Il y eu un grand silence dans ma geôle. J’étais pris d’un vertige, au bord de la liberté que je n’avais jamais connu comme d’autres le sont au bord d’un gouffre.

 

L’un et l’autre nous gardions le silence… et puis il eu ce geste qu’ont les aveugles pour reconnaître ceux qu’ils aiment : il voulu toucher mes traits de ses mains, de ses doigts… pour me voir…

 

Avant que je puisse m’écarter, il m’a effleuré et, tout de suite, il a sursauté en retirant sa main…

 

-          Toi, porter masque ?

-          Oui, ami ; j’ai un masque… depuis toujours ; un sacré putain de masque de fer… mais surtout n’en parle pas, n’en parle jamais, tu entends… à qui que ce soit… surtout pas à ta famille….

 

Sans lui laisser le temps de répondre je me suis engouffré dans la brèche du mur et passant la lanterne autour de mon cou, j’ai commencé à me laisser descendre dans le vide noir et angoissant, peuplé de courants d’air glacés.
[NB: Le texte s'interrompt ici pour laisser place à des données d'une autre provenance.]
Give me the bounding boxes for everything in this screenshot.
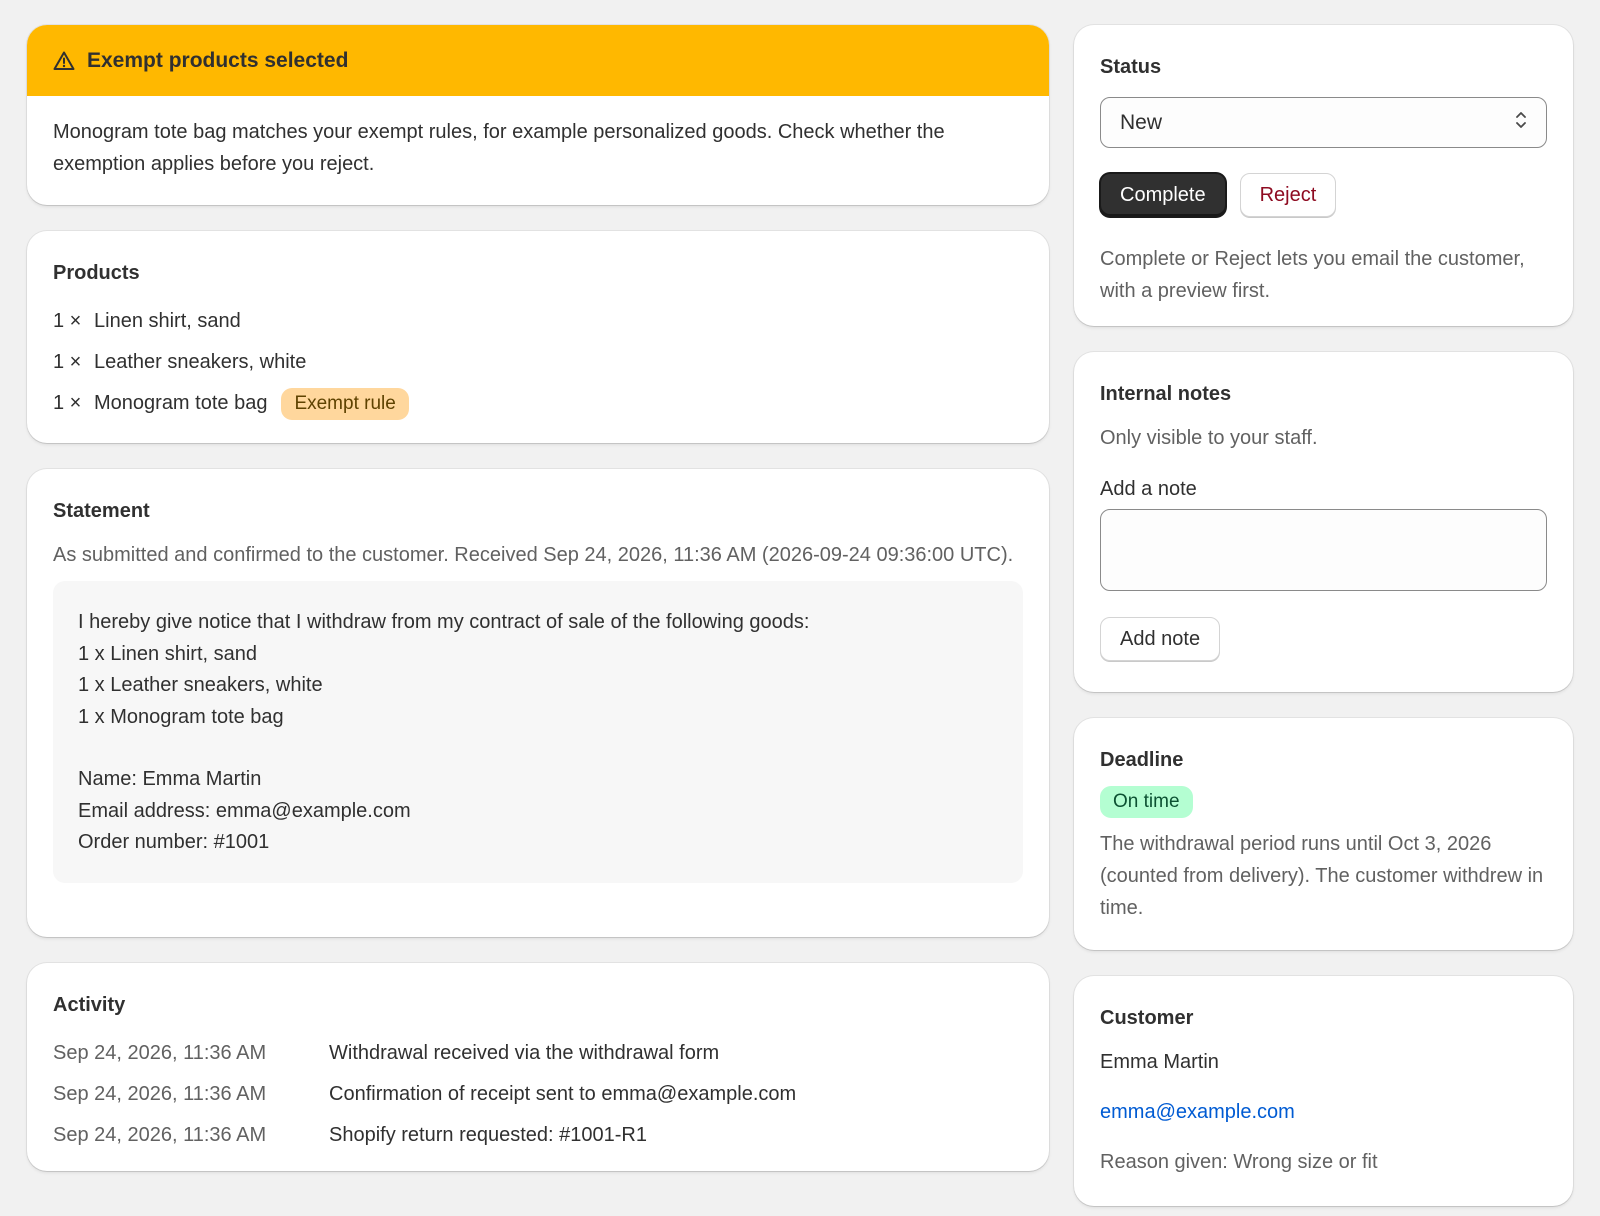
statement-detail: Order number: #1001 [78,831,270,853]
statement-line: 1 x Linen shirt, sand [78,642,257,665]
activity-event: Withdrawal received via the withdrawal f… [329,1042,720,1064]
activity-card: Activity Sep 24, 2026, 11:36 AM Withdraw… [27,963,1049,1171]
statement-line: 1 x Monogram tote bag [78,705,284,728]
banner-header: Exempt products selected [27,25,1049,96]
statement-title: Statement [53,500,150,522]
complete-button[interactable]: Complete [1100,173,1226,217]
product-qty: 1 × [53,351,82,373]
activity-time: Sep 24, 2026, 11:36 AM [53,1083,267,1105]
status-card: Status New Complete Reject Complete or R… [1074,25,1573,326]
activity-time: Sep 24, 2026, 11:36 AM [53,1042,267,1064]
product-qty: 1 × [53,310,82,332]
statement-line: 1 x Leather sneakers, white [78,674,323,696]
activity-event: Shopify return requested: #1001-R1 [329,1124,647,1146]
activity-row: Sep 24, 2026, 11:36 AM Shopify return re… [53,1115,1023,1156]
activity-row: Sep 24, 2026, 11:36 AM Withdrawal receiv… [53,1033,1023,1074]
chevron-up-down-icon [1514,109,1528,137]
status-select-value: New [1120,110,1163,134]
activity-time: Sep 24, 2026, 11:36 AM [53,1124,267,1146]
main-column: Exempt products selected Monogram tote b… [27,25,1049,1197]
products-list: 1 × Linen shirt, sand 1 × Leather sneake… [53,301,1023,424]
status-help-text: Complete or Reject lets you email the cu… [1100,248,1525,302]
statement-spacer [78,733,998,764]
products-card: Products 1 × Linen shirt, sand 1 × Leath… [27,231,1049,443]
exempt-banner: Exempt products selected Monogram tote b… [27,25,1049,205]
internal-notes-card: Internal notes Only visible to your staf… [1074,352,1573,692]
deadline-text: The withdrawal period runs until Oct 3, … [1100,833,1544,919]
statement-card: Statement As submitted and confirmed to … [27,469,1049,937]
customer-card: Customer Emma Martin emma@example.com Re… [1074,976,1573,1206]
statement-detail: Email address: emma@example.com [78,799,411,822]
status-title: Status [1100,56,1162,78]
statement-line: I hereby give notice that I withdraw fro… [78,611,810,633]
list-item: 1 × Linen shirt, sand [53,301,1023,342]
statement-intro: As submitted and confirmed to the custom… [53,544,1014,566]
activity-row: Sep 24, 2026, 11:36 AM Confirmation of r… [53,1074,1023,1115]
sidebar-column: Status New Complete Reject Complete or R… [1074,25,1573,1216]
exempt-rule-badge: Exempt rule [281,387,409,420]
notes-subtitle: Only visible to your staff. [1100,427,1318,449]
products-title: Products [53,262,140,284]
customer-email-link[interactable]: emma@example.com [1100,1096,1547,1128]
status-select[interactable]: New [1100,97,1547,148]
reject-button[interactable]: Reject [1239,173,1337,217]
activity-event: Confirmation of receipt sent to emma@exa… [329,1083,797,1105]
list-item: 1 × Monogram tote bag Exempt rule [53,383,1023,424]
product-name: Linen shirt, sand [94,310,241,332]
deadline-card: Deadline On time The withdrawal period r… [1074,718,1573,950]
product-qty: 1 × [53,392,82,414]
product-name: Leather sneakers, white [94,351,307,373]
notes-title: Internal notes [1100,383,1232,405]
activity-title: Activity [53,994,126,1016]
customer-name: Emma Martin [1100,1051,1219,1073]
activity-list: Sep 24, 2026, 11:36 AM Withdrawal receiv… [53,1033,1023,1156]
status-actions: Complete Reject [1100,173,1547,217]
withdrawal-detail-page: Exempt products selected Monogram tote b… [0,0,1600,1216]
deadline-title: Deadline [1100,749,1184,771]
product-name: Monogram tote bag [94,392,268,414]
customer-reason: Reason given: Wrong size or fit [1100,1151,1378,1173]
statement-text-box: I hereby give notice that I withdraw fro… [53,581,1023,883]
list-item: 1 × Leather sneakers, white [53,342,1023,383]
banner-message: Monogram tote bag matches your exempt ru… [53,121,945,175]
add-note-button[interactable]: Add note [1100,617,1221,661]
note-textarea[interactable] [1100,509,1547,591]
customer-title: Customer [1100,1007,1194,1029]
statement-detail: Name: Emma Martin [78,768,262,790]
note-field-label: Add a note [1100,478,1197,500]
on-time-badge: On time [1100,786,1193,818]
banner-title: Exempt products selected [87,48,349,72]
warning-triangle-icon [53,50,75,72]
J’ai commencé à me laisser descendre vers ma nouvelle vie de liberté tandis que la voix d’Eusèbe m’arrivait dans un écho :

 

-          bonne chance, masque

-          bonne chance aussi à toi Eusèbe… soit béni mon ami…

 

Suite et fin dans le quatrième épisode de « L’Homme sans Visage »

 

LAST IROKOI © 2009 in « HISTOIRES DE LA VIE DE TOUS LES JOURS »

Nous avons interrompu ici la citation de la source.